To be sure, a genuine need for refuge from persecution had a legitimate place in the Zionist project. The Palestinian “Homeland” did indeed accommodate refugees; many came escaping persecution and the holocaust that followed, and they did heroically build a new life for themselves, something impossible not to applaud. But they were a drop in the bucket and could not have been much more: as Shavit tells us, Palestine/Israel was hard-pressed to take in just 750.000 immigrants between 1945 and 1951.
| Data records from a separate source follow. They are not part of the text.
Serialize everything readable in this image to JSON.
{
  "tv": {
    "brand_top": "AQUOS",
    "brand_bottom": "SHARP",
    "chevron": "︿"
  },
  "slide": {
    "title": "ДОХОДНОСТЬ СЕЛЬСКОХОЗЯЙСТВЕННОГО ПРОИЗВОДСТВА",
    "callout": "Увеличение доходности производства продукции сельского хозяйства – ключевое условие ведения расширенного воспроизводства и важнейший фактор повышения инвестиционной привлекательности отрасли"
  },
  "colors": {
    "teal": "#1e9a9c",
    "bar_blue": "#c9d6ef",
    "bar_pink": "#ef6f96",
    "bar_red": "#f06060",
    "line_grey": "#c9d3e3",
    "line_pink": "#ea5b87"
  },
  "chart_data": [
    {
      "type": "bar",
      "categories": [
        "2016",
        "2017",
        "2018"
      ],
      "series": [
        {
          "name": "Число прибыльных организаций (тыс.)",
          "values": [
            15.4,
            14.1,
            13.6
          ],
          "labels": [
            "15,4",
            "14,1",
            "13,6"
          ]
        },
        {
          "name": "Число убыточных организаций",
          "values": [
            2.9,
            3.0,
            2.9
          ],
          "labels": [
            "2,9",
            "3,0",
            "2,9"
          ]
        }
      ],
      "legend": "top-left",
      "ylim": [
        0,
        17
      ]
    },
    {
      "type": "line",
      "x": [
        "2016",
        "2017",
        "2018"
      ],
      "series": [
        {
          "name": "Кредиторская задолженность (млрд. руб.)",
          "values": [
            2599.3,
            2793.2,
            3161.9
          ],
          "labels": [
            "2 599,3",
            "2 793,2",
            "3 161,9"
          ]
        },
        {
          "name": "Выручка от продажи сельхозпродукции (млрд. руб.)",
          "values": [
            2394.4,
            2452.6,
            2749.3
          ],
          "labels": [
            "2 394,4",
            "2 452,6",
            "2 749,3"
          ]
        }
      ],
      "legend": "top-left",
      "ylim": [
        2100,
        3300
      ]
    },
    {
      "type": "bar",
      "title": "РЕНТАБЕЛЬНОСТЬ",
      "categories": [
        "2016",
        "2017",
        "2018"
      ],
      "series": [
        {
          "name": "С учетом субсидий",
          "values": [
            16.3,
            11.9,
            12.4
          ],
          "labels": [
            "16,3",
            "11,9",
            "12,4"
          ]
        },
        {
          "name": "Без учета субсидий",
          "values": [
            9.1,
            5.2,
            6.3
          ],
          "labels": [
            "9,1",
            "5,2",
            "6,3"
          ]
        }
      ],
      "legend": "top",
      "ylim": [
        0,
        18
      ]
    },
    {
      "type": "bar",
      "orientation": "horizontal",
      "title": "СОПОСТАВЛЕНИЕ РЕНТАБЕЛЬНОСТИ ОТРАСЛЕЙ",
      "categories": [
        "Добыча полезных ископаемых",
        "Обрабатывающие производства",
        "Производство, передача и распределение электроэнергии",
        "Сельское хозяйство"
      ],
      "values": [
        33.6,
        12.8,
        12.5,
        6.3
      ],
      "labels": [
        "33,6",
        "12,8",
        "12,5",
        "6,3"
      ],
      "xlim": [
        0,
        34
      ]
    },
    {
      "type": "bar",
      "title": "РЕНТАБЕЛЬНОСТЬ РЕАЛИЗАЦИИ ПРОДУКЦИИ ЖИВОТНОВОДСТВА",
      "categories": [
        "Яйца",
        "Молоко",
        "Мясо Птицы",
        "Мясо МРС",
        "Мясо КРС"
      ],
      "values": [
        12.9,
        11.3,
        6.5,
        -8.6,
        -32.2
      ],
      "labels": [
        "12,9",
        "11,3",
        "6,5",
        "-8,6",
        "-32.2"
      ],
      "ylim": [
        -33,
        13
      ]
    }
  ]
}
Today Israel’s population includes over six million Jews and over two million others, mostly ill-treated Arabs. But over half that Jewish population is from the Middle East, Asia and Africa; those from West Asia and North Africa would not have had to flee their homes if Israel had never been created; indeed, with their Arabic culture many did not initially feel at home in Israel. Others came, and come, for reasons of identity or economic opportunity: like Indian Jews. A nation, after all, is an imagined community.
Israel has built a dynamic, entrepreneurial, creative and in some degree hedonistic society far removed from the life and ideology of the kibbutzim. “As Jews, we never had it so good.” But, says Shavit, Athens must keep something in it of Sparta. A liberal Zionist, he disapproves of the post-1967 settlements driven by religious fanatics claiming the rest of Palestine on the strength of the Bible; he believes the settlements must be vacated, yet cannot believe that doing so could help to bring about peace. Israel, for him, is surrounded by implacable enemies, and must face them down for all time to come. He vocally supports Netanyahu on Iran: but would anyone expect, in the face of Israel’s own nuclear weaponry, that others would not follow? Shavit himself does not seem to think so, only that the dreadful moment must be put off.
There is something missing here. Must everyone around Israel—even the Palestinians—really be an enemy forever, for all time to come? Does even a balance of nuclear weapons necessarily lead—contrary to all experience—to war? Or do even liberal Zionists cling, somewhere deep inside, to a paranoid glory of permanent struggle? Why is there no thought of healing wounds, any kind of magnanimity? Has Israel, in the longer perspective of history, any future without reconciliation? To me the most revealing passage in this book is the experience of an Arab-Israeli lawyer—a friend whom Shavit characterizes without embarrassment as “so Israeli”—in back-channel talks between senior Palestinians and Israeli peaceniks. The Palestinians wanted Israel to pay reparations to build the future Palestinian state “just as the reparations paid by Germany to Israel were utilized for national projects”. At which “the peaceniks went berserk” and the talks collapsed.
Shavit starts his book: “For as long as I can remember, I remember fear, existential fear.” He is reasonable enough to place the blame for that where it belongs. But not once does it occur to him to apply that Israeli shibboleth, “existential threat”, to the Palestinian condition: that remains invisible.